Abstract

Drought is a key factor that affects food production and represents one of the major challenges to global food security, especially with the increasing human population. One of the main strategies to improve drought tolerance in plants has been the use of beneficial rhizosphere microorganisms. However, within the rhizosphere, microorganisms establish diverse relationships with each other and with the host plants, positively or negatively affecting the drought tolerance. To address this complexity, the use of microorganisms that fulfill different niches producing an improved drought stress tolerance may be the basis for the design of the “Next Generation of Bioinoculants.” This study aimed to develop a bioinoculant consisting of plant growth-promoting bacteria, yeast, and arbuscular mycorrhizal fungi for the cultivation of Lactuca sativa. Twenty-seven microbial consortia were inoculated on lettuce plants and submitted to drought stress for 40 days. Four consortia were selected based on their superior biomass production and tested on agricultural soil subjected to drought.
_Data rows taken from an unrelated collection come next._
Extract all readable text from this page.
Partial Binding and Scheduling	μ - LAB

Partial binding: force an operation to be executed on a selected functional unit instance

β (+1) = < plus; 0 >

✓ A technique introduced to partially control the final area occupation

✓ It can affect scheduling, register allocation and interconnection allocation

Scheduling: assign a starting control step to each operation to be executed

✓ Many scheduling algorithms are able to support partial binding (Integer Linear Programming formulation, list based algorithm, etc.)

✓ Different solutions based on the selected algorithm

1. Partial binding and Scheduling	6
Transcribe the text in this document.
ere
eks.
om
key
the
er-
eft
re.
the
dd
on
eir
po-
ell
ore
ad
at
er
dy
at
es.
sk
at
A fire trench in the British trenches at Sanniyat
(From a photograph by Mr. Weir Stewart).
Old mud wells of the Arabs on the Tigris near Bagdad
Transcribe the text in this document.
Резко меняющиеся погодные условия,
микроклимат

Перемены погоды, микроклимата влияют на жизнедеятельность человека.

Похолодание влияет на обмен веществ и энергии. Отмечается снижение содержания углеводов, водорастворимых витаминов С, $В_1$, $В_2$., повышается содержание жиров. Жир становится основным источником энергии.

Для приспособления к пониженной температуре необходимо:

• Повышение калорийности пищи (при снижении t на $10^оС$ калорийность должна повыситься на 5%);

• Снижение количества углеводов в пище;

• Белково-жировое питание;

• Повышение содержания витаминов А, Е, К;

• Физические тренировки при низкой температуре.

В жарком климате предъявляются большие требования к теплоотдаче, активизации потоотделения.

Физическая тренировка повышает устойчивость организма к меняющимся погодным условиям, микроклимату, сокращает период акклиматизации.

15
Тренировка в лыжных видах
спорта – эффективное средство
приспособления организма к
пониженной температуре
Biomass production, proline and peroxidative damage, photosynthetic activity, antioxidant response, and profiles of phenolic compounds were also evaluated in lettuce leaves. Results showed that the consortium composed by Claroideoglomus lamellosum, Naganishia albida, and Burkholderia caledonica improved biomass production of shoots of lettuce plants by 43% under drought stress, primarily by enhancing proline, phosphorus, and photosynthetic pigment levels, as well as the antioxidant enzyme activities of catalase (CAT) and ascorbate peroxidase (APX), leading to reduced oxidative damage. These findings suggest that species-specific microbial consortia can serve as effective tools for improving drought tolerance in crops, contributing to sustainable agricultural practices in water-limited environments. © 2025 Scandinavian Plant Physiology Society.